Sunday, August 12, 2012

Permanent #1613 -- Elphias Doge

I've got a big soft spot in my heart for the state on the other side of the Columbia River. My first two 100K routes both head up into Washington, and I feel Portland roadies in general do themselves a disservice by rarely riding north for their adventures.

This particular permanent was inspired by my experiences on this spring's flèche, as seen here and here, and I set out looking for a way to turn a 400+ mile Eugene-Olympia-Portland extravaganza into a more manageable Portland-based route.

The result is what you see -- north through La Center, Kalama, and Kelso, over the Lewis & Clark Bridge (still yucky), then up Apiary Road before ending up back in familiar randonneur territory in Vernonia.

The first thirty miles or so are exactly the same as on my Luna Lovegood populaire, and for good reason -- in Google Maps, you might see that stretch of road and think bah outer Vancouver sprawl crap, but it's actually an awesome stretch of farmland with some fairly robust rollers to get your legs ready for this super-sized course.

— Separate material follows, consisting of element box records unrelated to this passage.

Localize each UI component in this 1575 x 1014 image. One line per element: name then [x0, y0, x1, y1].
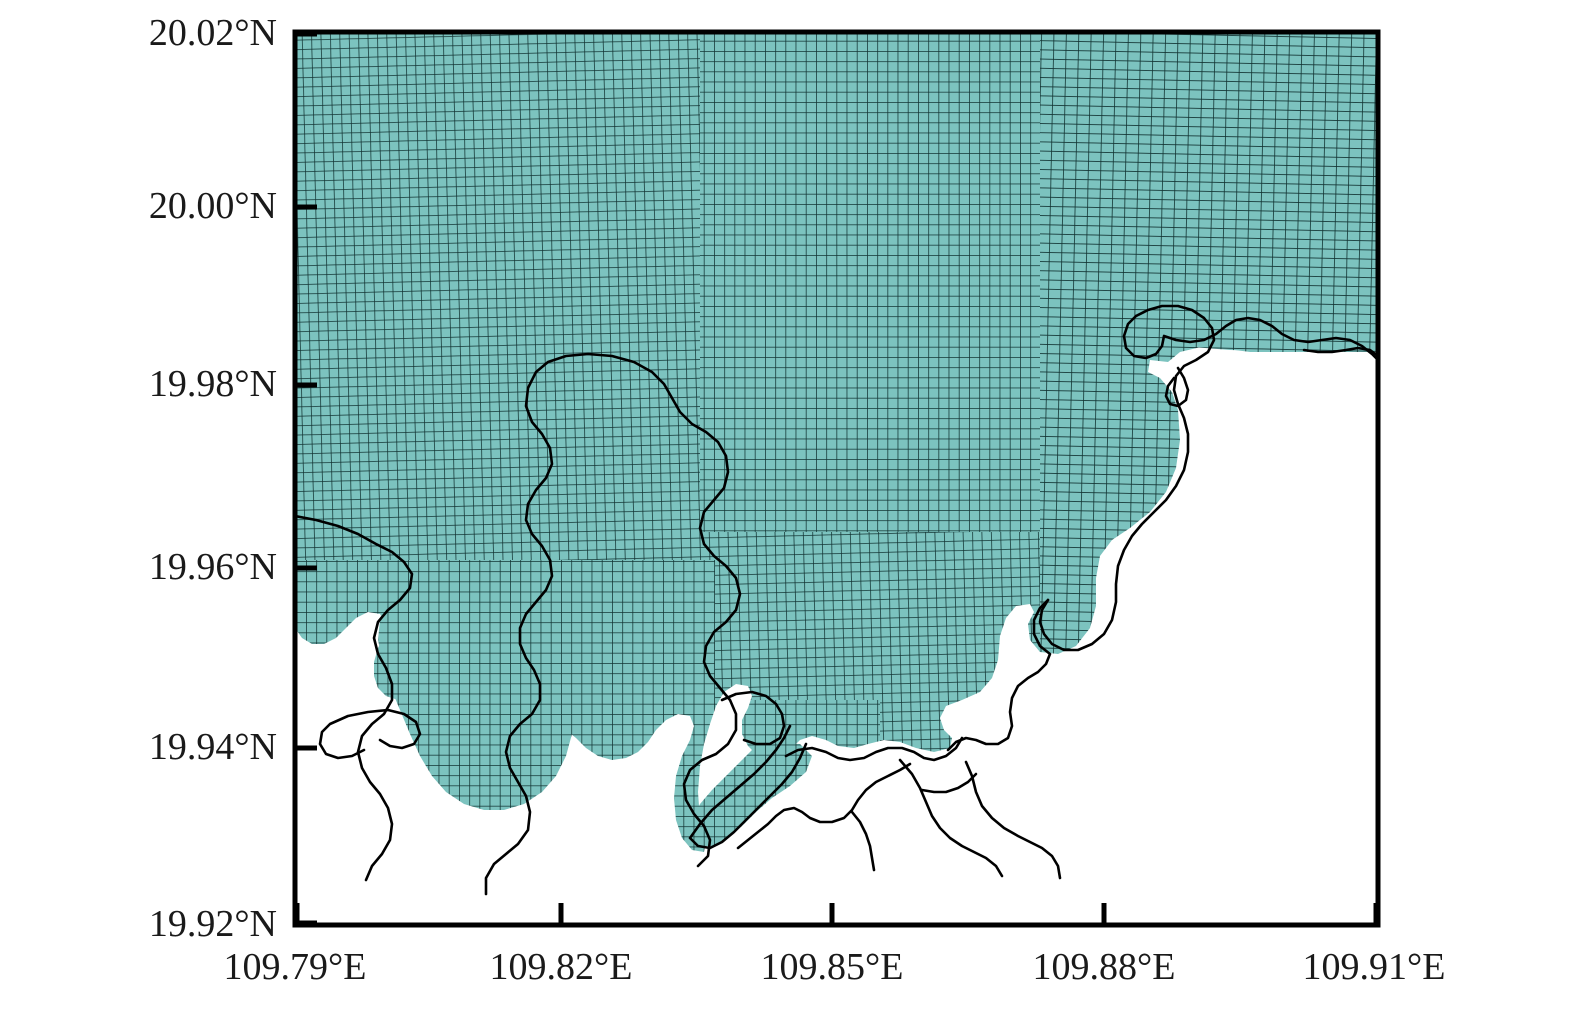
- coastline-east-hook: [1164, 366, 1190, 408]
- x-tick-label-109-91: 109.91°E: [1302, 946, 1446, 988]
- y-tick-label-20-00: 20.00°N: [148, 185, 277, 227]
- x-tick-label-109-79: 109.79°E: [223, 946, 367, 988]
- map-canvas: [295, 32, 1378, 925]
- coastline-south-neck: [720, 690, 964, 762]
- coastline-south-channel: [688, 724, 808, 850]
- coastline-far-east: [1302, 346, 1378, 358]
- coastline-south-estuary-e: [920, 772, 978, 794]
- mesh-region-east: [1040, 32, 1378, 692]
- coastline-south-estuary-c: [736, 762, 912, 850]
- coastline-east-main: [1038, 304, 1216, 652]
- coastline-south-estuary-b: [964, 760, 1062, 880]
- y-tick-label-19-98: 19.98°N: [148, 363, 277, 405]
- model-mesh-layer: [295, 32, 1378, 925]
- mesh-region-central: [700, 32, 1060, 532]
- coastline-east-lower-lobe: [946, 598, 1052, 752]
- coastline-ne-peninsula: [1122, 314, 1378, 362]
- plot-border: [292, 29, 1381, 928]
- coastline-layer: [295, 304, 1378, 896]
- y-tick-label-19-94: 19.94°N: [148, 726, 277, 768]
- x-tick-label-109-85: 109.85°E: [760, 946, 904, 988]
- y-tick-label-20-02: 20.02°N: [148, 12, 277, 54]
- x-ticks: [294, 903, 1379, 925]
- coastline-west-bay: [295, 514, 414, 882]
- x-tick-label-109-88: 109.88°E: [1032, 946, 1176, 988]
- coastline-southwest-spur: [318, 708, 422, 760]
- mesh-region-channel: [640, 700, 880, 925]
- x-tick-label-109-82: 109.82°E: [489, 946, 633, 988]
- coastline-central-peninsula: [484, 352, 742, 896]
- coastline-south-estuary-d: [850, 810, 876, 872]
- axis-frame: [292, 29, 1381, 928]
- coastline-south-estuary-a: [898, 758, 1004, 878]
- y-tick-label-19-92: 19.92°N: [148, 903, 277, 945]
- y-tick-label-19-96: 19.96°N: [148, 546, 277, 588]
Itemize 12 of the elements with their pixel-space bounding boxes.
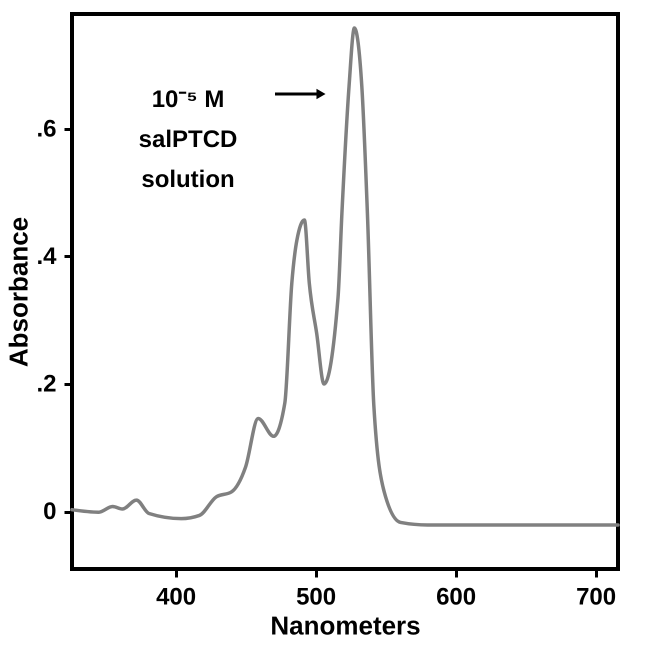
y-tick-label: .6 bbox=[36, 115, 56, 142]
y-tick-label: 0 bbox=[43, 498, 56, 526]
y-tick-label: .4 bbox=[36, 242, 58, 270]
x-tick-label: 700 bbox=[576, 584, 616, 610]
x-tick-label: 500 bbox=[296, 584, 336, 610]
y-axis-title: Absorbance bbox=[3, 216, 34, 368]
line-series bbox=[70, 26, 620, 527]
x-tick-label: 400 bbox=[156, 584, 196, 610]
x-axis-title: Nanometers bbox=[270, 610, 421, 640]
y-tick-label: .2 bbox=[36, 370, 56, 398]
x-tick-label: 600 bbox=[436, 584, 476, 610]
annotation: 10⁻⁵ M salPTCD solution bbox=[138, 86, 238, 193]
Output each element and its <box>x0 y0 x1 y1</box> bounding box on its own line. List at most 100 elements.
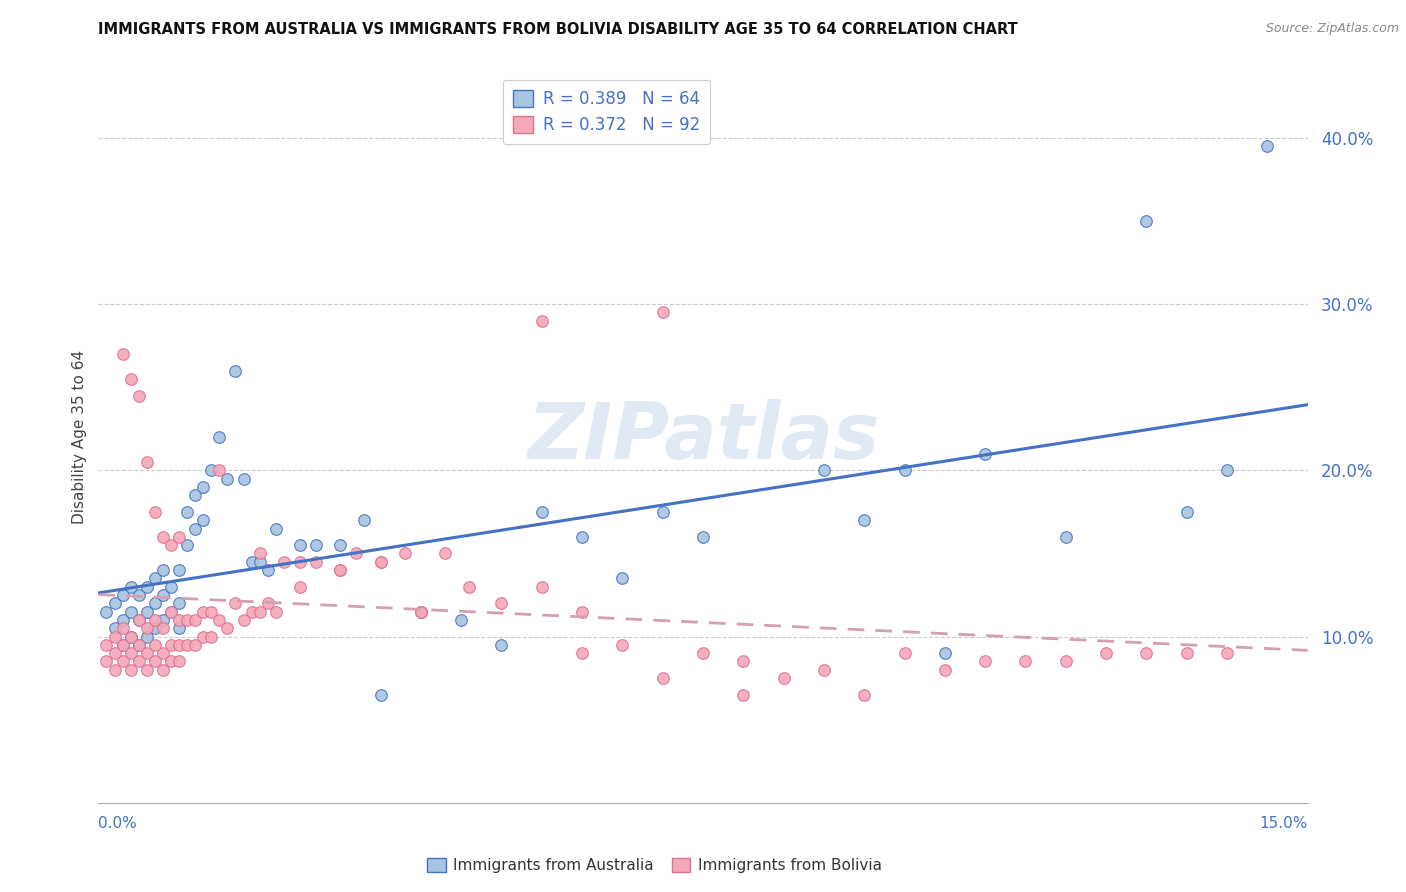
Point <box>176 613 198 627</box>
Point <box>135 663 157 677</box>
Point <box>111 655 134 669</box>
Point <box>772 671 794 685</box>
Point <box>249 555 271 569</box>
Point <box>273 555 295 569</box>
Point <box>111 638 134 652</box>
Point <box>111 347 134 361</box>
Point <box>893 463 915 477</box>
Point <box>692 530 714 544</box>
Point <box>103 621 125 635</box>
Point <box>128 388 150 402</box>
Point <box>184 488 207 502</box>
Point <box>974 447 997 461</box>
Point <box>143 596 166 610</box>
Point <box>288 555 311 569</box>
Point <box>160 655 183 669</box>
Point <box>152 530 174 544</box>
Point <box>853 513 876 527</box>
Point <box>103 663 125 677</box>
Legend: Immigrants from Australia, Immigrants from Bolivia: Immigrants from Australia, Immigrants fr… <box>420 852 889 880</box>
Point <box>167 621 190 635</box>
Point <box>240 605 263 619</box>
Point <box>128 655 150 669</box>
Point <box>571 605 593 619</box>
Point <box>1135 214 1157 228</box>
Point <box>344 546 367 560</box>
Point <box>160 638 183 652</box>
Point <box>208 463 231 477</box>
Point <box>224 363 246 377</box>
Point <box>733 688 755 702</box>
Point <box>288 580 311 594</box>
Point <box>193 630 215 644</box>
Text: Source: ZipAtlas.com: Source: ZipAtlas.com <box>1265 22 1399 36</box>
Point <box>224 596 246 610</box>
Point <box>394 546 416 560</box>
Point <box>176 505 198 519</box>
Point <box>288 538 311 552</box>
Text: IMMIGRANTS FROM AUSTRALIA VS IMMIGRANTS FROM BOLIVIA DISABILITY AGE 35 TO 64 COR: IMMIGRANTS FROM AUSTRALIA VS IMMIGRANTS … <box>98 22 1018 37</box>
Point <box>249 546 271 560</box>
Point <box>111 621 134 635</box>
Point <box>1175 505 1198 519</box>
Point <box>256 563 278 577</box>
Point <box>176 638 198 652</box>
Point <box>120 630 142 644</box>
Point <box>120 372 142 386</box>
Y-axis label: Disability Age 35 to 64: Disability Age 35 to 64 <box>72 350 87 524</box>
Point <box>135 646 157 660</box>
Point <box>152 563 174 577</box>
Point <box>184 613 207 627</box>
Point <box>491 638 513 652</box>
Point <box>305 538 328 552</box>
Point <box>434 546 457 560</box>
Point <box>217 621 239 635</box>
Point <box>651 305 673 319</box>
Point <box>530 505 553 519</box>
Point <box>96 655 118 669</box>
Point <box>853 688 876 702</box>
Point <box>135 605 157 619</box>
Point <box>651 671 673 685</box>
Point <box>240 555 263 569</box>
Point <box>1014 655 1036 669</box>
Point <box>370 688 392 702</box>
Point <box>571 530 593 544</box>
Point <box>120 605 142 619</box>
Point <box>152 613 174 627</box>
Point <box>217 472 239 486</box>
Point <box>193 513 215 527</box>
Point <box>152 646 174 660</box>
Point <box>103 630 125 644</box>
Point <box>160 538 183 552</box>
Point <box>1216 463 1239 477</box>
Point <box>409 605 432 619</box>
Point <box>232 613 254 627</box>
Point <box>208 613 231 627</box>
Point <box>305 555 328 569</box>
Point <box>167 655 190 669</box>
Point <box>143 505 166 519</box>
Point <box>612 571 634 585</box>
Point <box>458 580 481 594</box>
Point <box>612 638 634 652</box>
Point <box>167 638 190 652</box>
Point <box>128 613 150 627</box>
Point <box>256 596 278 610</box>
Point <box>1054 655 1077 669</box>
Point <box>571 646 593 660</box>
Point <box>152 663 174 677</box>
Point <box>143 621 166 635</box>
Point <box>329 563 352 577</box>
Point <box>120 630 142 644</box>
Point <box>409 605 432 619</box>
Point <box>160 605 183 619</box>
Point <box>1216 646 1239 660</box>
Point <box>135 630 157 644</box>
Point <box>530 314 553 328</box>
Point <box>143 571 166 585</box>
Point <box>176 538 198 552</box>
Point <box>200 463 222 477</box>
Point <box>692 646 714 660</box>
Point <box>1175 646 1198 660</box>
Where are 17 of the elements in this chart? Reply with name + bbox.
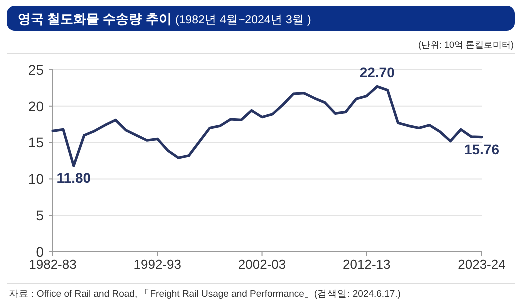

When we rode Olympia-Portland after the flèche, we climbed the entirety of Green Mountain Road south of Kalama, all the way up to 1700 feet with several stretches graded above 10%. This way, though, cuts off about half that elevation, and instead cuts back towards I-5. RWGPS suggests there's a 14% portion of the climb near the top, though, so it'll certainly still make you work.

After that, you can regain some energy in beautiful downtown Kalama then ride the last ten or so miles of the day on the Washington side of the river on relatively low-traffic old roads paralleling the interstate.

There's nothing particularly exciting in Rainier or Longview, but plenty of options for refueling. There is a stretch of almost exactly thirty miles between Rainier and Vernonia without any stores (there is a campground roughly halfway, not sure what's inside), so plan accordingly.

Coming from the north, Apiary Road is a little unkind -- two false summits, including the unpleasant experience of climbing up to 1000 feet, feeling like you're done as you drop down to 600, then turning a corner and going up towards Camp Wilkerson at 1200.

After that, though, most of your day's climbing is done, and the Shell Station in Vernonia is always there to provide friendly service and hot fried food. Depending on your start time, season, and weather, you'll probably get onto the Banks-Vernonia trail in pleasant low-traffic hours, then take Zion Church and some back roads east to find the big Forest Grove-Hillsboro-Beaverton sprawl. The last 20 miles is a straightforward series of well-traveled west side bike commuter routes, finally dumping you into Portland city limits via the Highway 26 bike path.

239km, 148 miles, just under sixteen hours upper time limit. Ride it!